In x86-64, Visual Studio 2007 stores floating point numbers in XMM6 and XMM7 (as well as XMM8 through XMM15); consequently, for x86-64, user-written assembly language routines must preserve XMM6 and XMM7 (as compared to x86 wherein user-written assembly language routines did not need to preserve XMM6 and XMM7). In other words, user-written assembly language routines must be updated to save/restore XMM6 and XMM7 before/after the function when being ported from x86 to x86-64.

[edit] AMD64 ABI convention

The calling convention of the AMD64 application binary interface is followed on Linux and other non-Microsoft operating systems. The registers RDI, RSI, RDX, RCX, R8 and R9 are used for integer and pointer arguments while XMM0, XMM1, XMM2, XMM3, XMM4, XMM5, XMM6 and XMM7 are used for floating point arguments. As in the Microsoft x64 calling convention, additional arguments are pushed onto the stack and the return value is stored in RAX.

[edit] Standard exit and entry sequences for C code

The Standard Entry Sequence to a function is as follows:

_function:
    push ebp       ;store the old base pointer
    mov ebp, esp   ;make the base pointer point to the current
                   ;stack location – at the top of the stack is the 
                   ;old ebp, followed by the return address and then
                   ;the parameters.
    sub esp, x     ;x is the size, in bytes, of all
                   ;"automatic variables" in the function

This sequence preserves the original base pointer EBP; points EBP to the current stack pointer (which points at the old EBP, followed by the return address and then the function parameters); and then creates space for automatic variables on the stack. Local variables are created on the stack with each call to the function, and are cleaned up at the end of each function. This behaviour allows for functions to be called recursively. In C and C++, variables declared "automatic" are created in this way.

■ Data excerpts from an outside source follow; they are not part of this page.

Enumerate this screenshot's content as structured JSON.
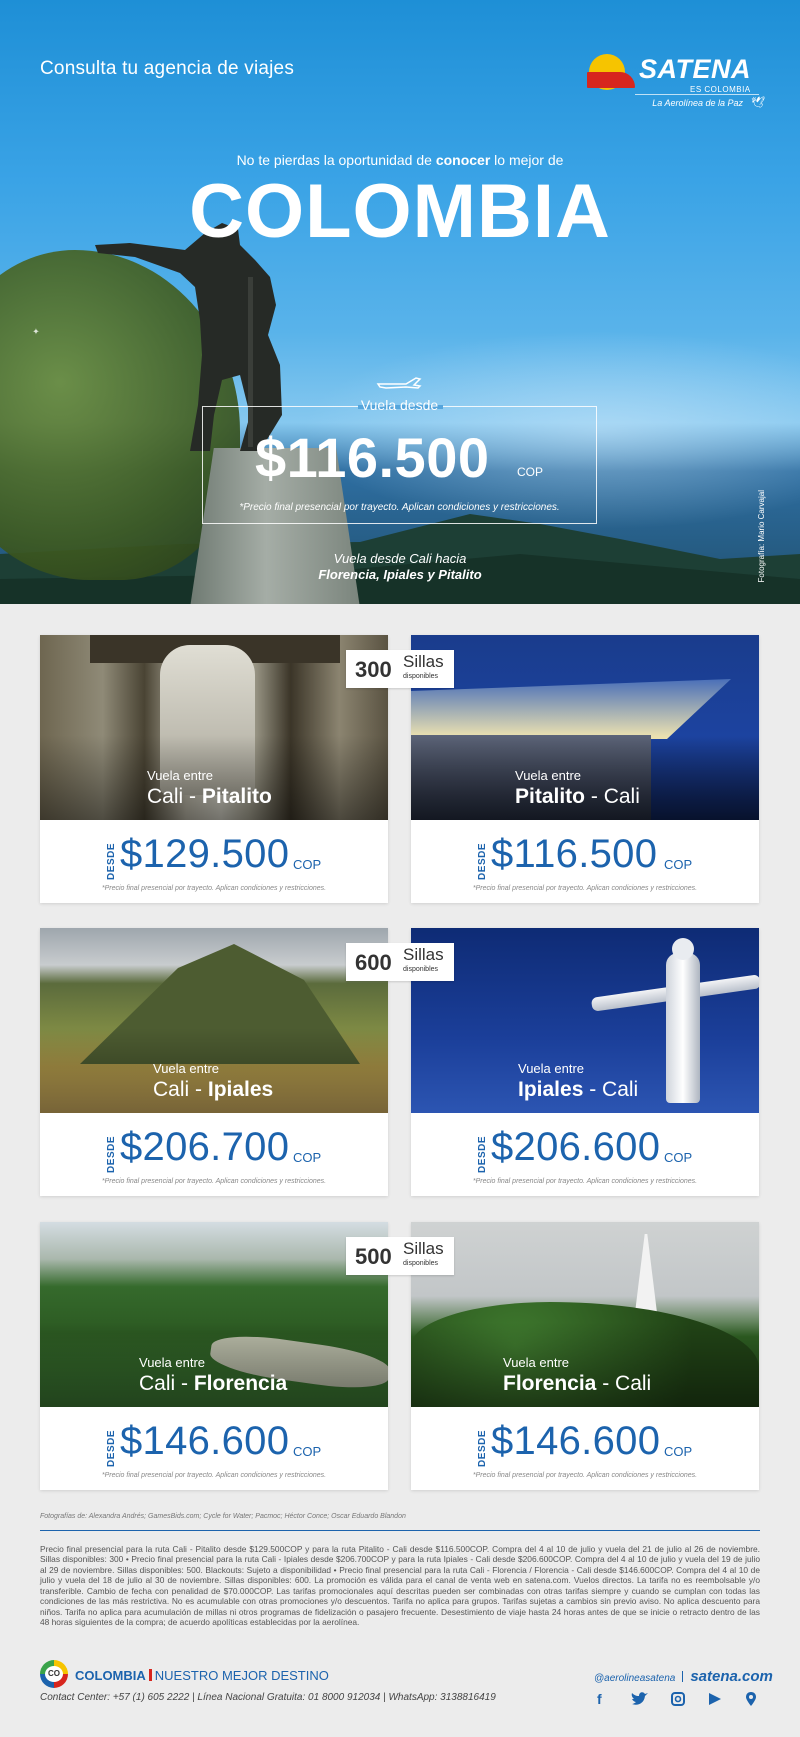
{
  "header": {
    "consulta": "Consulta tu agencia de viajes",
    "logo": {
      "name": "SATENA",
      "sub": "ES COLOMBIA",
      "tagline": "La Aerolínea de la Paz"
    },
    "subtitle_pre": "No te pierdas la oportunidad de ",
    "subtitle_bold": "conocer",
    "subtitle_post": " lo mejor de",
    "title": "COLOMBIA"
  },
  "hero_price": {
    "label": "Vuela desde",
    "amount": "$116.500",
    "currency": "COP",
    "note": "*Precio final presencial por trayecto. Aplican condiciones y restricciones.",
    "route_intro": "Vuela desde Cali hacia",
    "route_cities": "Florencia, Ipiales y Pitalito",
    "photo_credit": "Fotografía: Mario Carvajal"
  },
  "seats": [
    {
      "number": "300",
      "label": "Sillas",
      "sub": "disponibles"
    },
    {
      "number": "600",
      "label": "Sillas",
      "sub": "disponibles"
    },
    {
      "number": "500",
      "label": "Sillas",
      "sub": "disponibles"
    }
  ],
  "cards": [
    {
      "intro": "Vuela entre",
      "from": "Cali",
      "dash": " - ",
      "to": "Pitalito",
      "bold": "to",
      "desde": "DESDE",
      "price": "$129.500",
      "currency": "COP",
      "note": "*Precio final presencial por trayecto. Aplican condiciones y restricciones."
    },
    {
      "intro": "Vuela entre",
      "from": "Pitalito",
      "dash": " - ",
      "to": "Cali",
      "bold": "from",
      "desde": "DESDE",
      "price": "$116.500",
      "currency": "COP",
      "note": "*Precio final presencial por trayecto. Aplican condiciones y restricciones."
    },
    {
      "intro": "Vuela entre",
      "from": "Cali",
      "dash": " - ",
      "to": "Ipiales",
      "bold": "to",
      "desde": "DESDE",
      "price": "$206.700",
      "currency": "COP",
      "note": "*Precio final presencial por trayecto. Aplican condiciones y restricciones."
    },
    {
      "intro": "Vuela entre",
      "from": "Ipiales",
      "dash": " - ",
      "to": "Cali",
      "bold": "from",
      "desde": "DESDE",
      "price": "$206.600",
      "currency": "COP",
      "note": "*Precio final presencial por trayecto. Aplican condiciones y restricciones."
    },
    {
      "intro": "Vuela entre",
      "from": "Cali",
      "dash": " - ",
      "to": "Florencia",
      "bold": "to",
      "desde": "DESDE",
      "price": "$146.600",
      "currency": "COP",
      "note": "*Precio final presencial por trayecto. Aplican condiciones y restricciones."
    },
    {
      "intro": "Vuela entre",
      "from": "Florencia",
      "dash": " - ",
      "to": "Cali",
      "bold": "from",
      "desde": "DESDE",
      "price": "$146.600",
      "currency": "COP",
      "note": "*Precio final presencial por trayecto. Aplican condiciones y restricciones."
    }
  ],
  "footer": {
    "photos_credit": "Fotografías de: Alexandra Andrés; GamesBids.com; Cycle for Water; Pacmoc; Héctor Conce; Oscar Eduardo Blandon",
    "legal": "Precio final presencial para la ruta Cali - Pitalito desde $129.500COP y para la ruta Pitalito - Cali desde $116.500COP. Compra del 4 al 10 de julio y vuela del 21 de julio al 26 de noviembre. Sillas disponibles: 300 • Precio final presencial para la ruta Cali - Ipiales desde $206.700COP y para la ruta Ipiales - Cali desde $206.600COP. Compra del 4 al 10 de julio y vuela del 19 de julio al 29 de noviembre. Sillas disponibles: 500. Blackouts: Sujeto a disponibilidad • Precio final presencial para la ruta Cali - Florencia / Florencia - Cali desde $146.600COP. Compra del 4 al 10 de julio y vuela del 18 de julio al 30 de noviembre. Sillas disponibles: 600. La promoción es válida para el canal de venta web en satena.com. Vuelos directos. La tarifa no es reembolsable y/o transferible. Cambio de fecha con penalidad de $70.000COP. Las tarifas promocionales aquí descritas pueden ser combinadas con otras tarifas siempre y cuando se cumplan con todas las condiciones de las más restrictiva. No es acumulable con otras promociones y/o descuentos. Tarifa no aplica para grupos. Tarifas sujetas a cambios sin previo aviso. No aplica descuento para niños. Tarifa no aplica para acumulación de millas ni otros programas de fidelización o pasajero frecuente. Desestimiento de viaje hasta 24 horas antes de que se inicie o retracto dentro de las 48 horas siguientes de la compra; de acuerdo apolíticas establecidas por la aerolínea.",
    "brand_bold": "COLOMBIA",
    "brand_rest": "NUESTRO MEJOR DESTINO",
    "brand_badge": "CO",
    "contact": "Contact Center: +57 (1) 605 2222 | Línea Nacional Gratuita: 01 8000 912034 | WhatsApp: 3138816419",
    "handle": "@aerolineasatena",
    "site": "satena.com",
    "icons": [
      "facebook-icon",
      "twitter-icon",
      "instagram-icon",
      "youtube-icon",
      "location-icon"
    ]
  },
  "colors": {
    "brand_blue": "#1c63ad",
    "sky": "#3aa3e6",
    "accent_red": "#d7261e",
    "accent_yellow": "#f6c400"
  }
}
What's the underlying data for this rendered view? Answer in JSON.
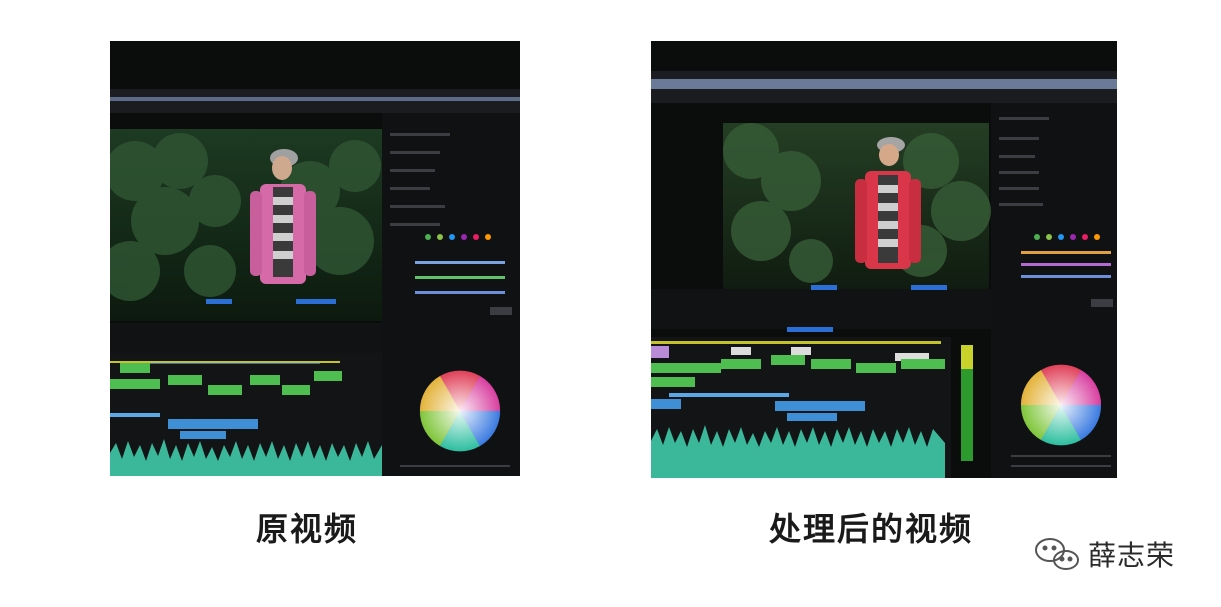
{
  "captions": {
    "original": "原视频",
    "processed": "处理后的视频"
  },
  "watermark": {
    "name": "薛志荣",
    "icon": "wechat-icon"
  },
  "colors": {
    "original_jacket": "#d66aa8",
    "processed_jacket": "#d9364a",
    "wheel_bg": "#0d0d0d"
  }
}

The Standard Exit Sequence goes as follows:

mov esp, ebp   ;reset the stack to "clean" away the local variables
pop ebp        ;restore the original base pointer
ret            ;return from the function


Recovering the previous frame is an action so common that there's an opcode just to do that, called 'leave'. Thus, the exit sequence can also be written as follows:

leave          ;reset the stack and restore the original base pointer
ret            ;return from the function

Note that while functions tend to have only one entry point, they may have multiple exit points, and thus may well have more than one standard exit sequence, or a jump to the standard exit sequence in the function body.


The following C function:

int _cdecl MyFunction(int i){ 
    int k;
    return i + k;
}

would produce the equivalent asm code:

;entry sequence
push ebp
mov ebp, esp
sub esp, 4     ;create function stack frame
 
;function code
mov eax, [ebp + 8] 
               ;move parameter i to accumulator
add eax, [ebp - 4]
               ;add k to i
               ;result is returned in eax
 
;exit sequence
mov esp, ebp
pop ebp
ret

Note that many compilers can optimize these standard sequences away when not needed (often called "no stackframe generation"). If you require them for e.g. interlanguage interfacing, you probably need to search your compiler manual for a compiler directive (or pragma) to turn this kind of optimization locally off.